Ao longo da vida, vamos coleccionando sonhos vários. Bonecas russas de diferentes tamanhos que se encadeiam até ao infinito. Sonhos inalcançáveis, que servem apenas para nos aquecer o coração. Sonhos que gostaríamos de ver realizados a longo prazo, mesmo que seja difícil, mesmo que seja quase impossível. Mesmo que demore muito tempo. Sonhos que nos vão acompanhando ao longo da vida, metas que estabelecemos no horizonte longínquo e que norteiam o caminho. Sonhos que sabemos que vamos realizar a médio ou a curto prazo. Sonhos comezinhos, que proporcionam alegrias pequeninas quando finalmente os conseguimos alcançar. Balões de oxigénio que nos dão forças para continuar. A avançar e a sonhar, sempre.

Mas, um dia, a vida dá uma reviravolta. E temos a sorte de voltar à casa da partida. Aproveitamos para fazer o ponto da situação. Largar tudo o que já não precisamos para tornar a passada mais ligeira. Aconchegar junto ao coração quem mais amamos e esquecer tranquilamente quem já não nos diz nada. Ajustar a bússola interna. Rever posições. Reformular objectivos. E, claro, adaptar os sonhos. Refazê-los.

Há sonhos que percebemos que já realizámos. Às vezes são sonhos antigos, que ficaram perdidos, mas não esquecidos. E que um dia, sabe-se lá como, se realizaram sem que dessemos por isso. Há sonhos que mantemos. Fazem parte daquilo que somos. São os sonhos quase sempre impossíveis de realizar. Há sonhos que reajustamos à nova realidade. Sonhos que são necessários para conseguirmos concretizar o objectivo maior a que nos propomos. Metas menores que balizam o caminho.

E, depois, há sonhos que são abandonados por completo. Sem apelo nem agravo, sem remorsos, sem tristezas. Já não têm lugar na nova vida. Perderam todo o sentido.

Algures na nossa história de vida, criamos um cemitério de sonhos onde enterramos os mortos. Sonhos cremados, que desapareceram para todo o sempre numa nuvem de fumo. Sonhos enterrados a muitos palmos do chão, que se vão decompondo aos poucos, à medida que fazemos o luto.

O problema é que há sonhos moribundos que continuam a povoar as profundezas da nossa existência. Sonhos fantasmas.

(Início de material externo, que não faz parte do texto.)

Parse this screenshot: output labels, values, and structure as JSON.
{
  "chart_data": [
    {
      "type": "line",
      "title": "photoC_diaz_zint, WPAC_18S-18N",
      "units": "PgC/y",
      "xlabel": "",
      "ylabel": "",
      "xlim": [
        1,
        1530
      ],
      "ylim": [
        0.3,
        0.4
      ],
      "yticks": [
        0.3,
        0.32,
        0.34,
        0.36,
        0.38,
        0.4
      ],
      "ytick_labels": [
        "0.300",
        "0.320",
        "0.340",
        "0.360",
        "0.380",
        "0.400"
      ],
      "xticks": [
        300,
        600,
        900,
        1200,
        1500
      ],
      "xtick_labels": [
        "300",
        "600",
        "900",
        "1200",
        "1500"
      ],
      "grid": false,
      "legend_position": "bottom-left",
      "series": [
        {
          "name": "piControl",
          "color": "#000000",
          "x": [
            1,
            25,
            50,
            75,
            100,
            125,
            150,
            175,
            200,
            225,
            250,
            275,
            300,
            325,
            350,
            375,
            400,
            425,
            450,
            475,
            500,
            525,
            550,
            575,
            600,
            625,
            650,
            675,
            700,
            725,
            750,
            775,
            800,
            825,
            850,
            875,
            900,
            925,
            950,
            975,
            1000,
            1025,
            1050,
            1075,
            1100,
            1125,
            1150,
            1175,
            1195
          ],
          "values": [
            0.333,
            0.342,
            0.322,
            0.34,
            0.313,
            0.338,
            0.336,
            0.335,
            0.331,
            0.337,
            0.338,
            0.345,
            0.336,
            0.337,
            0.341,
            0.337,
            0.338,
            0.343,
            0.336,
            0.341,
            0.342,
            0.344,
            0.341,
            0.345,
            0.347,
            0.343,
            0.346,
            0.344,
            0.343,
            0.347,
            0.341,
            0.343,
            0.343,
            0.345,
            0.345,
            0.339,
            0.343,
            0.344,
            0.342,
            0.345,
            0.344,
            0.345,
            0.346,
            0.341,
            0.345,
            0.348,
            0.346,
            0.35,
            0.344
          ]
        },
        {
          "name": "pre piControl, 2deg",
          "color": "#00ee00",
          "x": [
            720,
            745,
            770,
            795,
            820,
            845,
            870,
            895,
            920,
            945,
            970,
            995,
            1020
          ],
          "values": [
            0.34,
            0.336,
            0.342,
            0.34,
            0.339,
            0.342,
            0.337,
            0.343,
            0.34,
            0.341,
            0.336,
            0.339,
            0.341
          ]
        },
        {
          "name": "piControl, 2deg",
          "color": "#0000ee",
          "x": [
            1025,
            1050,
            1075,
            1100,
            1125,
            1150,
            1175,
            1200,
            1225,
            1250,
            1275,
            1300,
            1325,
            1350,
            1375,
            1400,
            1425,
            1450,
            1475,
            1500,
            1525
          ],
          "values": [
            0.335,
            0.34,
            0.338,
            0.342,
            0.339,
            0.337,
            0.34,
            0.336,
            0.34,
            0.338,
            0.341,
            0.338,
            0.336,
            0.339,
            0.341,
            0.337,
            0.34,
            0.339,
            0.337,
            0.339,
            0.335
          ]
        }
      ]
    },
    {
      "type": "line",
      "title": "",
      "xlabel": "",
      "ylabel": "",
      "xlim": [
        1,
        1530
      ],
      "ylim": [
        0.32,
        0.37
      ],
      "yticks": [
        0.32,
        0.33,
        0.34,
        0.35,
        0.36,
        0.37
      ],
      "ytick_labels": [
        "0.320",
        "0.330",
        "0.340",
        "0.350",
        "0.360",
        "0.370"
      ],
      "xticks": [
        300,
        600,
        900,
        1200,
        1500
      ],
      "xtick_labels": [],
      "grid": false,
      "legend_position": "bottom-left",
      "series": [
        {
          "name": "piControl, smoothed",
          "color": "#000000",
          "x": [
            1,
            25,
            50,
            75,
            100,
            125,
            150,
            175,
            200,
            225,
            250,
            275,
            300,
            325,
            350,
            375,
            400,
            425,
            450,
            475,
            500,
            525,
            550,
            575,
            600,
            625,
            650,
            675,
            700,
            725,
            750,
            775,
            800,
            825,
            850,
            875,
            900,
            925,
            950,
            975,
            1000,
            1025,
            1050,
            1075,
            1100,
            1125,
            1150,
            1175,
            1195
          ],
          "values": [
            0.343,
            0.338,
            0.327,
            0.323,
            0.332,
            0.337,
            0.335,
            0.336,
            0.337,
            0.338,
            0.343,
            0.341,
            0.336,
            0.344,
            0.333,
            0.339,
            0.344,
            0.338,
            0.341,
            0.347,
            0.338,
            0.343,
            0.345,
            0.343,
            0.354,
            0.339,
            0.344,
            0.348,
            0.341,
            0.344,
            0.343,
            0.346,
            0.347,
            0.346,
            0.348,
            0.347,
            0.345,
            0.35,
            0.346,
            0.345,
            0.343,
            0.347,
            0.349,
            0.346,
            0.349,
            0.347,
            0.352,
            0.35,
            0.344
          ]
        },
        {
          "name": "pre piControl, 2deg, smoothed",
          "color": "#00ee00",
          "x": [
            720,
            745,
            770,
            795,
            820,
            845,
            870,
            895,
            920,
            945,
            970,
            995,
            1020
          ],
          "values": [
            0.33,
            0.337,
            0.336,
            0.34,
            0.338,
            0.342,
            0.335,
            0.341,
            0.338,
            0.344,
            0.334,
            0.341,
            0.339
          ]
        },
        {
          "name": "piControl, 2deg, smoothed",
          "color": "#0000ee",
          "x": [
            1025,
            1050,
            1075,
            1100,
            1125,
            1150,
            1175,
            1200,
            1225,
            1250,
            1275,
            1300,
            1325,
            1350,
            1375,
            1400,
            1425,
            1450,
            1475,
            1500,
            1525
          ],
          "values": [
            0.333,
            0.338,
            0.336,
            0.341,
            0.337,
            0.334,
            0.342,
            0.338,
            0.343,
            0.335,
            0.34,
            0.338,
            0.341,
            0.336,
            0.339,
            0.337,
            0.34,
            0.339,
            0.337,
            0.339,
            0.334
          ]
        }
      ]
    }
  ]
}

Sonhos que decidimos conscientemente abandonar, mas que não nos conseguem abandonar a nós. Que teimam em não se libertar. Sonhos que obstinadamente se recusam a partir para o céu dos sonhos, que vivem no limbo do purgatório. Ainda não descobri o que fazer para que parem de me assombrar. Eu, que os matei, que os enterrei, que os substituí por outros sonhos por estrear a condizer com esta nova vida que criei. No dia em que descobrir a conjuração secreta, estarei um bocadinho mais perto de alcançar a tão desejada paz.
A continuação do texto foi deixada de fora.